Kaizen czyli metoda Toyoty
Toyota należy do tych firm, która chyba najczęściej ze wszystkich firm samochodowych jest podawana jako przykład kreatywnej organizacji zarówno w podręcznikach akademickich, jak i opracowaniach o charakterze praktycznym. Przedmiotem fascynacji autorów stała się głównie zdolność innowacyjna Toyoty. Czasem pokazywano ją w wymiarze kultury organizacyjnej, a czasem w formule stosowanego procesu.

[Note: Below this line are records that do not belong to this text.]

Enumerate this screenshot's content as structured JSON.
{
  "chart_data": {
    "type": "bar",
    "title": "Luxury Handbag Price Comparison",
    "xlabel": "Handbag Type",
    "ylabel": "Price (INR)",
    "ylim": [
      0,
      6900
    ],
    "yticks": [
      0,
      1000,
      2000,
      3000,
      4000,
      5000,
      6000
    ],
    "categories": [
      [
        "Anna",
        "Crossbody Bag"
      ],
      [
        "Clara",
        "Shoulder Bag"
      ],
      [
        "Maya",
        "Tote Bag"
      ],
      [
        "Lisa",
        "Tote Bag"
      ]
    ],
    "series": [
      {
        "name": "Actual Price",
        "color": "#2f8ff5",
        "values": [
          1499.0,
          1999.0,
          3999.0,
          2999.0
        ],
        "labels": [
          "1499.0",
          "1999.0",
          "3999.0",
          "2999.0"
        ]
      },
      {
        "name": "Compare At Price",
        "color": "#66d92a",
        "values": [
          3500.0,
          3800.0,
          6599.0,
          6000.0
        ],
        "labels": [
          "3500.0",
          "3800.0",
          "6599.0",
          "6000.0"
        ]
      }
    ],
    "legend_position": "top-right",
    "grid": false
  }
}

Popularność Toyoty nie jest bezzasadna. Wystarczy podać fakt, który pokazuje niezwykłość tej firmy, a jest relatywnie mniej znany. Otóż, jak podaje Philip Kotler, każdy pracownik Toyoty składa każdego miesiąca ok. 3 pomysłów na zmianę praktycznie czegokolwiek w funkcjonowaniu firmy, działu, procesu itp. Gdy przemnożymy tę wartość przez liczbę pracowników i liczbę miesięcy w roku to uzyskamy ok. 2 milionów pomysłów rocznie.
Nie byłoby w tym nic dziwnego, gdyby nie wskaźnik wdrożeń. Otóż w Toyocie wynosi on ok. 85%. Oznacza to, że każdego roku w Toyocie wprowadzanych jest ok. 1,6 mln zmian[1]. Mimo, iż większość z nich ma charakter drobnych, inkrementalnych zmian, jest to wynik co najmniej imponujący.
Podany przykład obrazuje podejście do innowacji opisany w filozofii „kaizen” – ciągłego doskonalenia. Toyota głosi, że stałe rozwiązywanie bieżących problemów to sposób na to, by organizacja mogła się uczyć i rozwijać. Na fundamentalne zasady, którymi kieruje się firma, składają się:
- osobiste zaangażowanie każdego uczestnika organizacji,
- podejmowanie przemyślanych decyzji i szybkie ich wdrażanie
- koncepcja ciągłej poprawy.
Filozofia Toyoty zakłada więc z jednej strony profesjonalizm i podwyższanie kompetencji, z drugiej – konsensus i refleksję[2].
Przełomowo, czyli szybko?
Druga z koncepcji, idea innowacji przełomowych, wprowadzona przez Claytona M. Christensen’a w 1995 roku została uznana za jedną z najbardziej kluczowych koncepcji zarządzania XXI wieku. Zakłada ona wykorzystanie pojawiających się technologii do tworzenia nowych rozwiązań, które otwierają, tworzą nowe rynki. Często dzieje się to kosztem istniejących sektorów.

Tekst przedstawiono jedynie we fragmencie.